Kearifan Lokal, Mitigasi Bencana yang Terlupakan

Reading time: 2 menit
kearifan lokal
Tsunami yang menerjang pantai barat Banten dan Selatan Lampung pada 22 Desember 2018 lalu menyebabkan ratusan orang meninggal dunia. Foto: BNPB

Jakarta (Greeners) – Kearifan lokal merupakan bagian dari budaya suatu masyarakat yang berada di suatu wilayah dan tidak dapat dipisahkan dari masyarakat itu sendiri. Kearifan lokal diwariskan secara turun-temurun melalui cerita, syair, atau pun dongeng. Ternyata melalui cerita rakyat lahir pengetahuan kearifan lokal yang berkaitan dengan bencana alam, seperti kisah Smong yang menyelamatkan nyawa warga Simeulue ketika tsunami di Aceh tahun 2004 lalu.

Pelaksana Tugas Kepala Pusat Penelitian Kependudukan LIPI Herry Yogaswara mengatakan, pada tahun 1907, tsunami yang oleh warga setempat disebut smong pernah menghantam pulau Simeulue. Kejadian itu membekas di ingatan kolektif warga. Sebagai pengingat tsunami, ada syair yang bercerita tentang kejadian ini dan terus dituturkan dari generasi ke generasi. Salah satu pesannya adalah jika ada gempa segera lari ke atas bukit, tak perlu melihat laut surut.

“Cerita rakyat mengenai gempa bumi dan tsunami sebetulnya sudah ada, seperti cerita Smong di Simeulue, Aceh. Saat terjadi tsunami di Aceh pada 26 Desember 2004, meski Simeulue yang paling awal kena, tercatat hanya tujuh korban meninggal,” tutur Herry kepada Greeners melalui telepon, Selasa (08/01/2019). Catatan sejarah dan penelitian geologi menunjukkan pulau Simeulue pernah terlanda tsunami tahun 1797, 1861 dan 1907.

BACA JUGA: 2.564 Kejadian Bencana Alam Terjadi di Indonesia Sepanjang Tahun 2018 

Menurut Herry pengetahuan kearifan lokal bisa dijadikan pendidikan siaga bencana yang sesuai dengan karakteristik lokal dan diperbarui sesuai dengan kejadian-kejadian bencana terbaru. Kedekatan dengan alam juga menjadikan masyarakat lokal memiliki potensi untuk penyelamatan mandiri.

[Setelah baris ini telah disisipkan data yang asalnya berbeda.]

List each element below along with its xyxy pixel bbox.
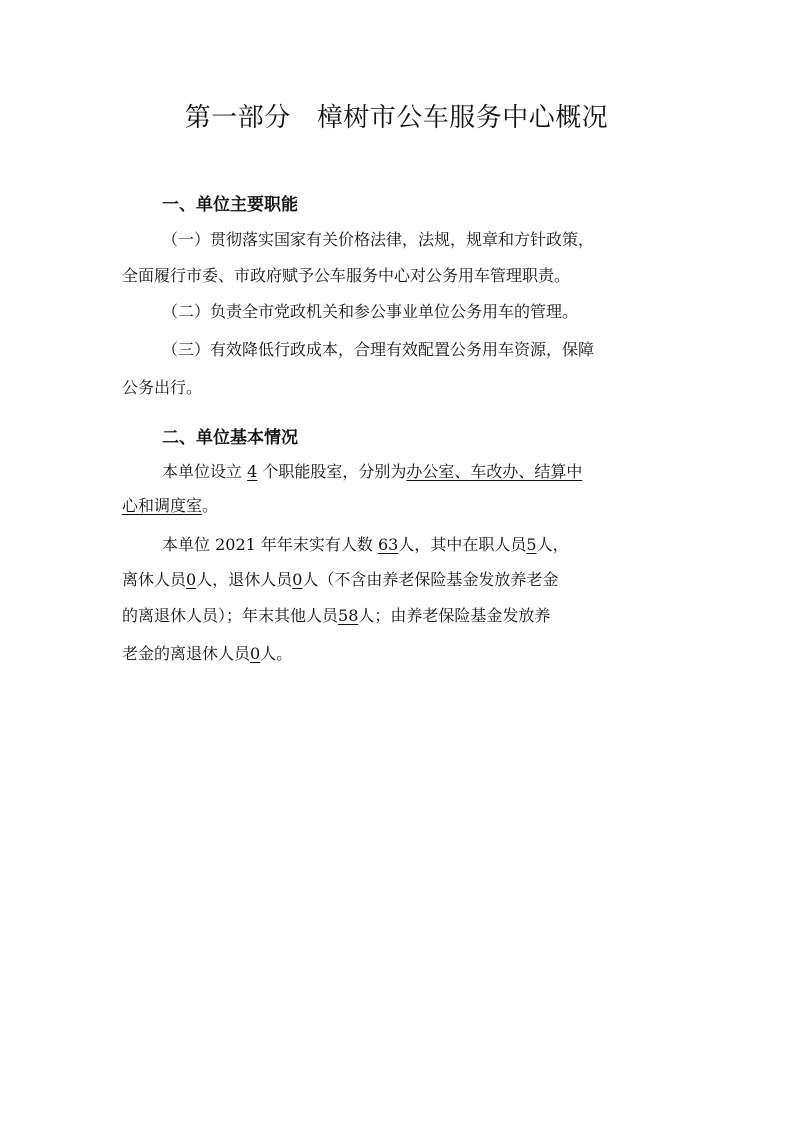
dept-paragraph-line-2 bbox=[122, 494, 682, 518]
staff-paragraph-line-2 bbox=[122, 568, 682, 592]
staff-active: 5 bbox=[526, 535, 537, 554]
dept-names: 办公室、车改办、结算中 bbox=[406, 462, 583, 481]
function-item-1-line-2: 全面履行市委、市政府赋予公车服务中心对公务用车管理职责。 bbox=[122, 266, 571, 285]
text-fragment: 。 bbox=[202, 496, 219, 515]
text-fragment: 人；由养老保险基金发放养 bbox=[358, 606, 551, 625]
title-name: 樟树市公车服务中心概况 bbox=[316, 103, 609, 133]
function-item-2: （二）负责全市党政机关和参公事业单位公务用车的管理。 bbox=[162, 302, 579, 321]
dept-names-cont: 心和调度室 bbox=[122, 496, 203, 515]
text-fragment: 老金的离退休人员 bbox=[122, 644, 251, 663]
title-part: 第一部分 bbox=[184, 103, 291, 133]
function-item-1-line-1: （一）贯彻落实国家有关价格法律，法规，规章和方针政策， bbox=[162, 230, 595, 249]
staff-paragraph-line-3 bbox=[122, 604, 682, 628]
text-fragment: 人。 bbox=[260, 644, 293, 663]
text-fragment: 本单位 2021 年年末实有人数 bbox=[162, 535, 373, 554]
staff-paragraph-line-1 bbox=[162, 533, 682, 557]
staff-lixiu: 0 bbox=[186, 570, 197, 589]
text-fragment: 个职能股室，分别为 bbox=[262, 462, 407, 481]
staff-total: 63 bbox=[378, 535, 399, 554]
staff-other: 58 bbox=[338, 606, 359, 625]
function-item-3-line-1: （三）有效降低行政成本，合理有效配置公务用车资源，保障 bbox=[162, 340, 595, 359]
section-heading-basic-info: 二、单位基本情况 bbox=[162, 428, 298, 448]
dept-count: 4 bbox=[247, 462, 258, 481]
staff-pension: 0 bbox=[250, 644, 261, 663]
text-fragment: 离休人员 bbox=[122, 570, 187, 589]
dept-paragraph-line-1 bbox=[162, 460, 682, 484]
text-fragment: 人， bbox=[536, 535, 569, 554]
text-fragment: 人（不含由养老保险基金发放养老金 bbox=[302, 570, 559, 589]
section-heading-functions: 一、单位主要职能 bbox=[162, 195, 298, 215]
text-fragment: 人，退休人员 bbox=[196, 570, 293, 589]
staff-paragraph-line-4 bbox=[122, 642, 682, 666]
function-item-3-line-2: 公务出行。 bbox=[122, 378, 203, 397]
text-fragment: 的离退休人员）；年末其他人员 bbox=[122, 606, 339, 625]
text-fragment: 人，其中在职人员 bbox=[398, 535, 527, 554]
text-fragment: 本单位设立 bbox=[162, 462, 243, 481]
staff-tuixiu: 0 bbox=[292, 570, 303, 589]
page-title bbox=[0, 97, 793, 134]
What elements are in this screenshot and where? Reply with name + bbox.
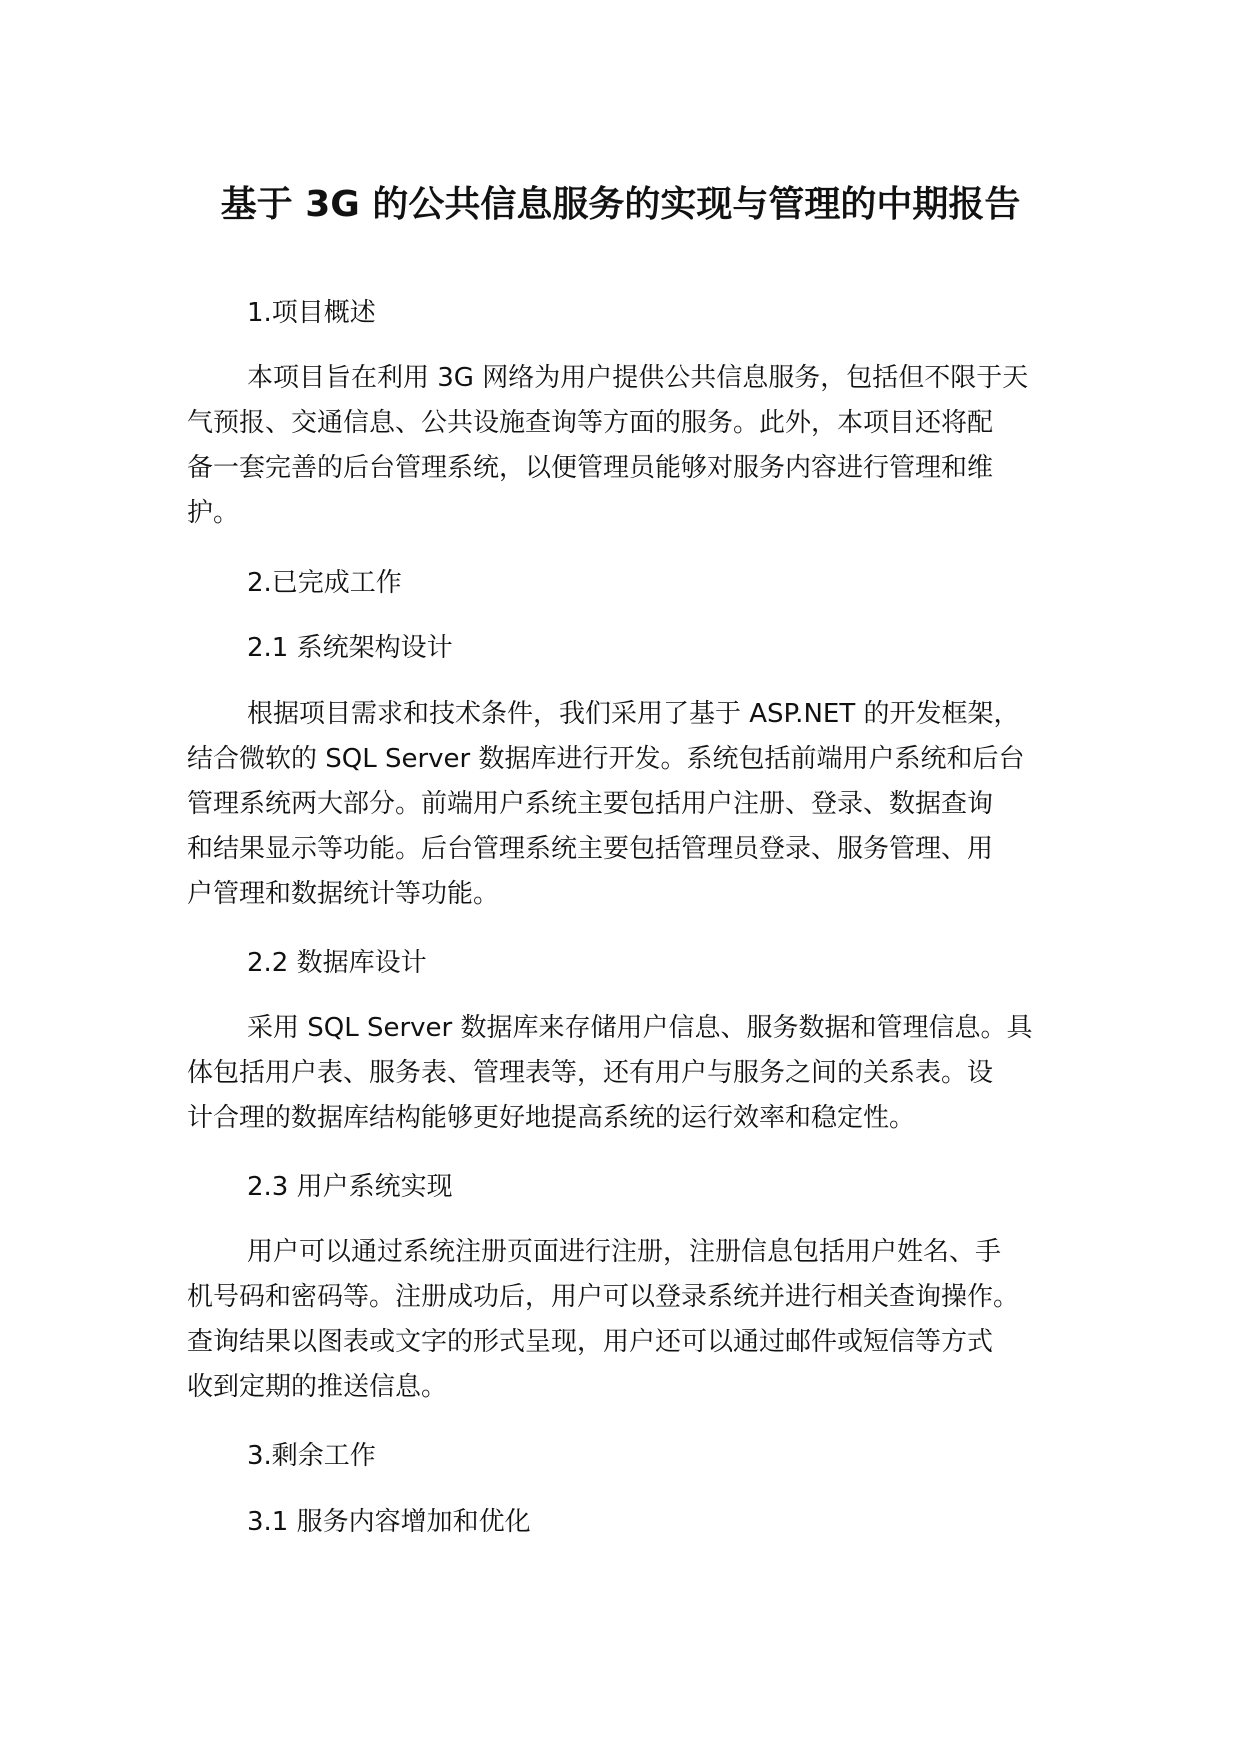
section-heading: 2.1 系统架构设计 bbox=[247, 633, 453, 663]
section-heading: 1.项目概述 bbox=[247, 298, 376, 328]
paragraph-line: 气预报、交通信息、公共设施查询等方面的服务。此外，本项目还将配 bbox=[187, 408, 994, 438]
paragraph-line: 户管理和数据统计等功能。 bbox=[187, 879, 500, 909]
paragraph-line: 查询结果以图表或文字的形式呈现，用户还可以通过邮件或短信等方式 bbox=[187, 1327, 994, 1357]
paragraph-line: 护。 bbox=[187, 498, 240, 528]
paragraph-line: 备一套完善的后台管理系统，以便管理员能够对服务内容进行管理和维 bbox=[187, 453, 994, 483]
document-title: 基于 3G 的公共信息服务的实现与管理的中期报告 bbox=[220, 184, 1021, 225]
paragraph-line: 体包括用户表、服务表、管理表等，还有用户与服务之间的关系表。设 bbox=[187, 1058, 994, 1088]
paragraph-line: 管理系统两大部分。前端用户系统主要包括用户注册、登录、数据查询 bbox=[187, 789, 994, 819]
paragraph-line: 和结果显示等功能。后台管理系统主要包括管理员登录、服务管理、用 bbox=[187, 834, 994, 864]
paragraph-line: 根据项目需求和技术条件，我们采用了基于 ASP.NET 的开发框架， bbox=[247, 699, 1020, 729]
section-heading: 3.剩余工作 bbox=[247, 1441, 376, 1471]
paragraph-line: 收到定期的推送信息。 bbox=[187, 1372, 448, 1402]
section-heading: 3.1 服务内容增加和优化 bbox=[247, 1507, 531, 1537]
section-heading: 2.2 数据库设计 bbox=[247, 948, 427, 978]
paragraph-line: 机号码和密码等。注册成功后，用户可以登录系统并进行相关查询操作。 bbox=[187, 1282, 1020, 1312]
section-heading: 2.3 用户系统实现 bbox=[247, 1172, 453, 1202]
paragraph-line: 用户可以通过系统注册页面进行注册，注册信息包括用户姓名、手 bbox=[247, 1237, 1002, 1267]
section-heading: 2.已完成工作 bbox=[247, 568, 402, 598]
paragraph-line: 采用 SQL Server 数据库来存储用户信息、服务数据和管理信息。具 bbox=[247, 1013, 1033, 1043]
paragraph-line: 计合理的数据库结构能够更好地提高系统的运行效率和稳定性。 bbox=[187, 1103, 916, 1133]
paragraph-line: 结合微软的 SQL Server 数据库进行开发。系统包括前端用户系统和后台 bbox=[187, 744, 1025, 774]
paragraph-line: 本项目旨在利用 3G 网络为用户提供公共信息服务，包括但不限于天 bbox=[247, 363, 1029, 393]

Sayangnya, tidak semua kearifan lokal diketahui masyarakat setempat. Direktur Yayasan Merah Putih (YMP) Palu, Amran Tambaru mengatakan bahwa banyaknya korban akibat tsunami yang terjadi di Palu pada akhir September 2018 lalu juga disebabkan kurangnya pengetahuan terhadap kearifan lokal.

“Sebenarnya dua lokasi likuifaksi di Kota Palu secara tradisional merupakan lokasi konservasi air. Ini ditandai dengan penyebutan nama dan keterangan para tetua yang masih hidup hingga kini,” ujar Amran kepada Greeners saat ditemui dalam diskusi media “Audit Tata Ruang: Menelisik Pengetahuan Lokal Atas Ruang dan Kebijakan Pembangunan Nasional”.

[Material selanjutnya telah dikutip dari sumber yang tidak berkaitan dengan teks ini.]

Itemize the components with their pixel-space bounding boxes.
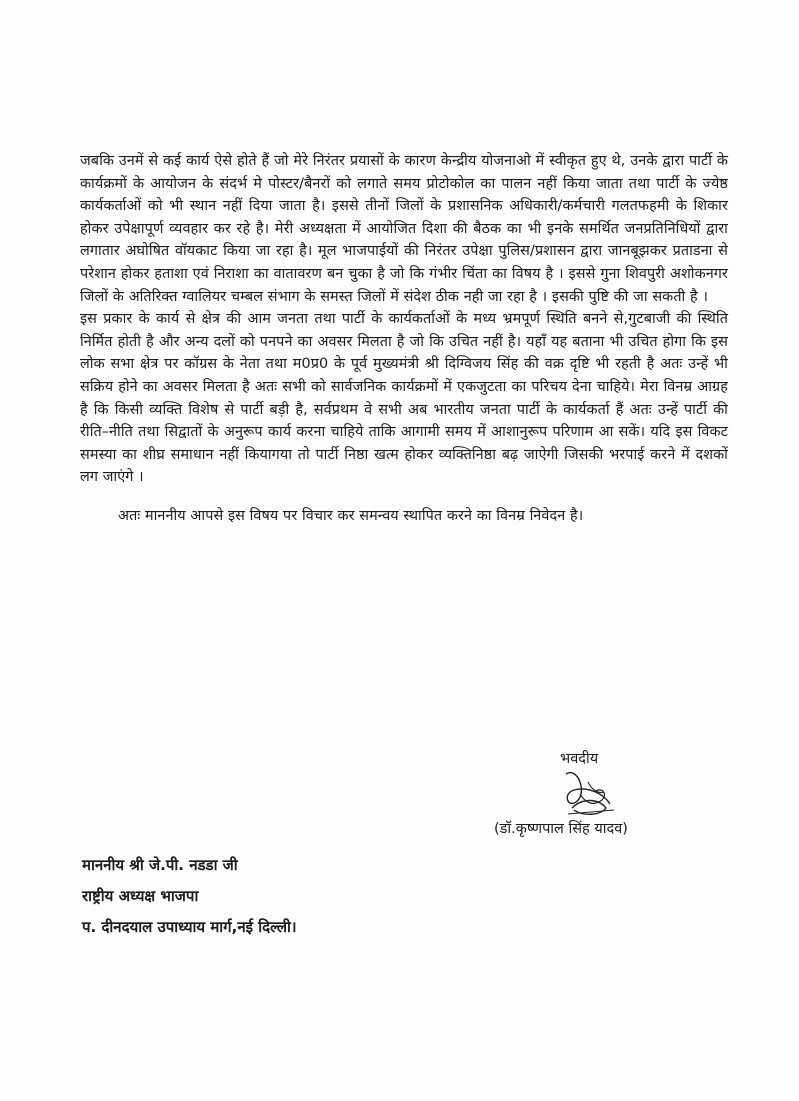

BACA JUGA: Mitigasi Bencana Belum Maksimal, Pemerintah Diminta Audit UU Penataan Ruang 

Amran mengatakan di Palu terdapat komunitas adat berbasis kearifan lokal. Komunitas adat tersebut memiliki pengetahuan cara menyelamatkan diri ketika ada bencana, terutama gempa bumi dan tsunami. Kabupaten Sigi dan Palu juga memiliki komunitas adat yang masih sangat taat terhadap hukum adat.

“Ada komunitas adat Kulawi, komunitas Wana Persangke, komunitas Wana Ngabulan, komunitas Tojo Una-una dan komunitas Morowali. Mereka memiliki pengetahuan adat terkait kebencanaan cukup baik, seperti mengetahui jalur evakuasi untuk anak dan keluarga, tahu pangan-pangan lokal sebagai makanan cadangan di tempat evakuasi, dan tahu struktur bangunan yang terbuat dari alam sehingga adaptif terhadap bencana,” ujar Amran.

Amran menyayangkan pengetahuan tersebut tidak digunakan sebagai acuan mitigasi bencana oleh Pemerintah Daerah. Menurutnya pengetahuan kearifan lokal terkait mitigasi bencana bisa diapresiasi dengan dimasukkan ke dalam kurikulum pendidikan muatan lokal dan dilatih secara terus-menerus agar mudah diingat.

“Harapan saya sinergi pengetahuan modern dan pengetahuan kearifan lokal ini bisa disatukan. Memang pasti ada kekurangan dan kelebihan tapi intinya bisa mengurangi korban,” kata Amran.